Noch fehlt es an belastbaren Unfalldaten dazu aus Deutschland. Ein Grund dafür ist, dass die Polizei die Kategorie Ablenkung nicht erfasst. Außerdem sind die Ermittlungen oft aufwendig. Erst müsste geschaut werden, ob ein Smartphone im Auto ist, dann müssten die Kommunikationsdaten überprüft und mit dem Unfallzeitpunkt abgeglichen werden. So behelfen sich die Fachleute einstweilen mit anderen Auswertungen. Untersuchungen aus den USA legen nahe, dass das Unfallrisiko sich auf das 23-Fache erhöht, wenn man eine SMS liest oder schreibt. Das heißt: die Gefahr ist viel höher als beim Telefonieren mit dem Mobiltelefon, bei dem das Risiko sich „nur“ versechsfacht. Dass beides verboten ist, steht außer Frage. Wer sich mit dem Handy am Ohr erwischen lässt, muss 60 Euro Bußgeld zahlen und bekommt einen Punkt in Flensburg. Doch die Strafe schreckt kaum ab. Fast 400 000 Verstöße gegen das Handyverbot wurden 2013 vom Kraftfahrtbundesamt registriert. Und das ist nur die Spitze des Eisberges. Denn die Dunkelziffer ist riesig. Nur jeder 3400. Verstoß werde entdeckt, heißt es in Goslar.

Jugendliche brauchen mehr Aufklärung

Gerade junge Leute gelten als besonders gefährdet. Sie sind es gewohnt, sich ständig über Whatsapp, Twitter oder Facebook auszutauschen. Kein Wunder, dass etwa ein Viertel aller 18- bis 24-Jährigen in einer Umfrage zugab, auch am Steuer Kurznachrichten zu schreiben. „Wir brauchen mehr Aufklärung“, sagt Kay Nehm, der Präsident des Verkehrsgerichtstages. Er könnte sich auch vorstellen, das Handyverbot zu erweitern. Ähnlich denkt der Automobilclub von Deutschland. Er regt an, in den Wagen nur noch Kommunikationsgeräte mit Sprachsteuerung zuzulassen.

Technische Änderungen mahnt auch der ACE an. Smartphones oder Navis sollten künftig so ausgestattet sein, dass gewisse Dienste nicht mehr per Handsteuerung verfügbar sind, wenn das Auto in Bewegung sei. Die Hersteller sollten die Risiken untersuchen, sich auf einheitliche Standards verständigen und Systeme gegebenenfalls automatisch deaktivieren. Sei die Industrie dazu nicht bereit, müsse der Gesetzgeber handeln.

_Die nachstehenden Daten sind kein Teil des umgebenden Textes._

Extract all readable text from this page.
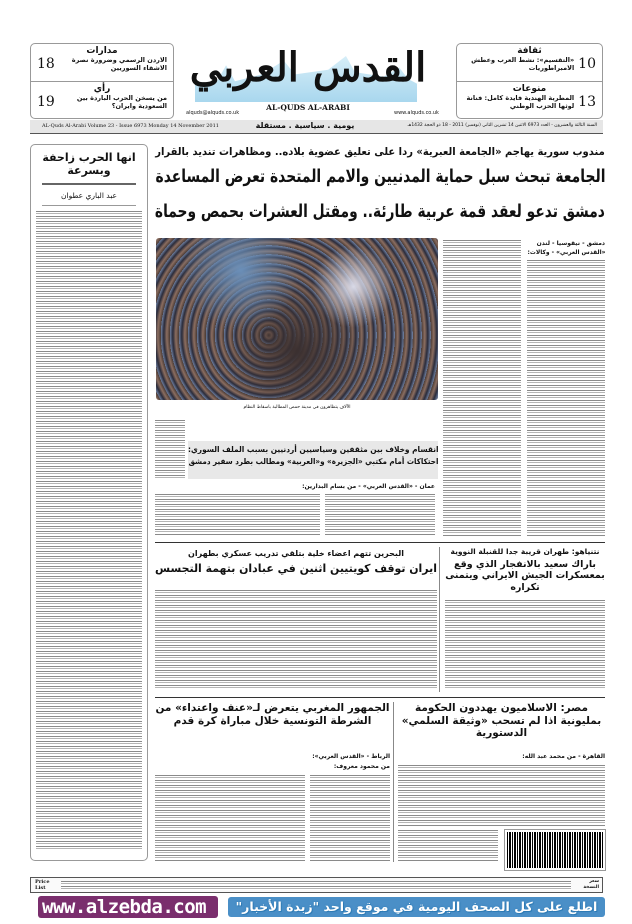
مدارات
الاردن الرسمي وضرورة نصرة الاشقاء السوريين
18
رأي
من يسخن الحرب الباردة بين السعودية وايران؟
19
ثقافة
10
«التقسيم»: نشط العرب وعطش الامبراطوريات
منوعات
13
المطربة الهندية فايدة كامل: فنانة لوثها الحزب الوطني
القدس العربي
AL-QUDS AL-ARABI
alquds@alquds.co.uk	www.alquds.co.uk
AL-Quds Al-Arabi Volume 23 - Issue 6973 Monday 14 November 2011	يومية . سياسية . مستقلة	السنة الثالثة والعشرون - العدد 6973 الاثنين 14 تشرين الثاني (نوفمبر) 2011 - 18 ذو الحجة 1432هـ
انها الحرب زاحفة وبسرعة
عبد الباري عطوان
مندوب سورية يهاجم «الجامعة العبرية» ردا على تعليق عضوية بلاده.. ومظاهرات تنديد بالقرار
الجامعة تبحث سبل حماية المدنيين والامم المتحدة تعرض المساعدة
دمشق تدعو لعقد قمة عربية طارئة.. ومقتل العشرات بحمص وحماة
الآلاف يتظاهرون في مدينة حمص المطالبة باسقاط النظام
دمشق - نيقوسيا - لندن
«القدس العربي» - وكالات:
انقسام وخلاف بين مثقفين وسياسيين أردنيين بسبب الملف السوري:
احتكاكات أمام مكتبي «الجزيرة» و«العربية» ومطالب بطرد سفير دمشق
عمان - «القدس العربي» - من بسام البدارين:
نتنياهو: طهران قريبة جدا للقنبلة النووية
باراك سعيد بالانفجار الذي وقع بمعسكرات الجيش الايراني ويتمنى تكراره
البحرين تتهم اعضاء خلية بتلقي تدريب عسكري بطهران
ايران توقف كويتيين اثنين في عبادان بتهمة التجسس
مصر: الاسلاميون يهددون الحكومة بمليونية اذا لم تسحب «وثيقة السلمي» الدستورية
القاهرة - من محمد عبد الله:
الجمهور المغربي يتعرض لـ«عنف واعتداء» من الشرطة التونسية خلال مباراة كرة قدم
الرباط - «القدس العربي»:
من محمود معروف:
Price List
سعر النسخة
www.alzebda.com	اطلع على كل الصحف اليومية في موقع واحد "زبدة الأخبار"
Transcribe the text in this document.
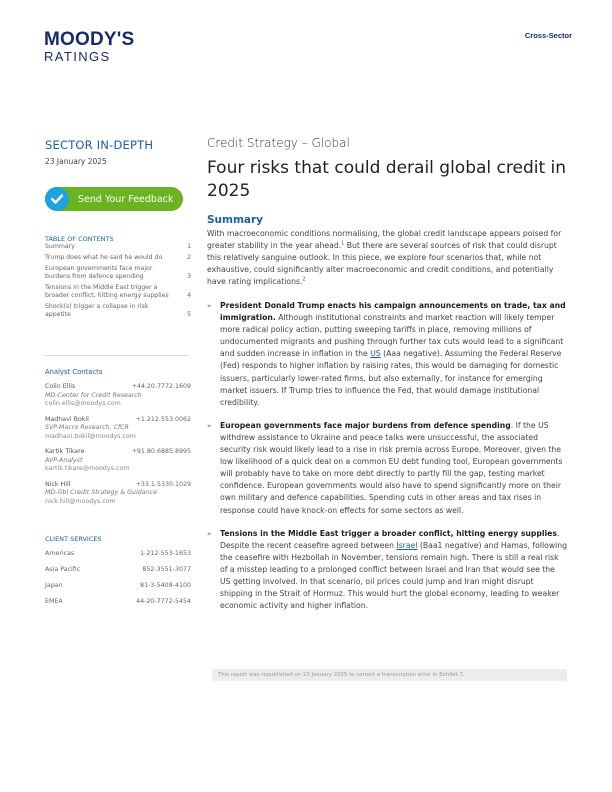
MOODY'S
RATINGS
Cross-Sector
SECTOR IN-DEPTH
23 January 2025
Send Your Feedback
TABLE OF CONTENTS
Summary	1
Trump does what he said he would do	2
European governments face major burdens from defence spending	3
Tensions in the Middle East trigger a broader conflict, hitting energy supplies	4
Shock(s) trigger a collapse in risk appetite	5
Analyst Contacts
Colin Ellis	+44.20.7772.1609
MD-Center for Credit Research
colin.ellis@moodys.com
Madhavi Bokil	+1.212.553.0062
SVP-Macro Research, CfCR
madhavi.bokil@moodys.com
Kartik Tikare	+91.80.6885.8995
AVP-Analyst
kartik.tikare@moodys.com
Nick Hill	+33.1.5330.1029
MD-Gbl Credit Strategy & Guidance
nick.hill@moodys.com
CLIENT SERVICES
Americas	1-212-553-1653
Asia Pacific	852-3551-3077
Japan	81-3-5408-4100
EMEA	44-20-7772-5454
Credit Strategy – Global
Four risks that could derail global credit in 2025
Summary
With macroeconomic conditions normalising, the global credit landscape appears poised for greater stability in the year ahead.$^1$ But there are several sources of risk that could disrupt this relatively sanguine outlook. In this piece, we explore four scenarios that, while not exhaustive, could significantly alter macroeconomic and credit conditions, and potentially have rating implications.$^2$
» President Donald Trump enacts his campaign announcements on trade, tax and immigration. Although institutional constraints and market reaction will likely temper more radical policy action, putting sweeping tariffs in place, removing millions of undocumented migrants and pushing through further tax cuts would lead to a significant and sudden increase in inflation in the US (Aaa negative). Assuming the Federal Reserve (Fed) responds to higher inflation by raising rates, this would be damaging for domestic issuers, particularly lower-rated firms, but also externally, for instance for emerging market issuers. If Trump tries to influence the Fed, that would damage institutional credibility.
» European governments face major burdens from defence spending. If the US withdrew assistance to Ukraine and peace talks were unsuccessful, the associated security risk would likely lead to a rise in risk premia across Europe. Moreover, given the low likelihood of a quick deal on a common EU debt funding tool, European governments will probably have to take on more debt directly to partly fill the gap, testing market confidence. European governments would also have to spend significantly more on their own military and defence capabilities. Spending cuts in other areas and tax rises in response could have knock-on effects for some sectors as well.
» Tensions in the Middle East trigger a broader conflict, hitting energy supplies. Despite the recent ceasefire agreed between Israel (Baa1 negative) and Hamas, following the ceasefire with Hezbollah in November, tensions remain high. There is still a real risk of a misstep leading to a prolonged conflict between Israel and Iran that would see the US getting involved. In that scenario, oil prices could jump and Iran might disrupt shipping in the Strait of Hormuz. This would hurt the global economy, leading to weaker economic activity and higher inflation.
This report was republished on 23 January 2025 to correct a transcription error in Exhibit 7.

Viele Experten in Goslar machen sich auch dafür stark, die Forschung in Deutschland auszubauen. Und sie machen eine wichtige Ergänzung: Nicht nur Handys oder Tablets können in gefährlicher Weise vom Verkehr ablenken, sondern auch der Griff nach der Zigarette, der Streit mit dem Mitfahrer oder das Zeitunglesen am Steuer. Selbst das soll es geben.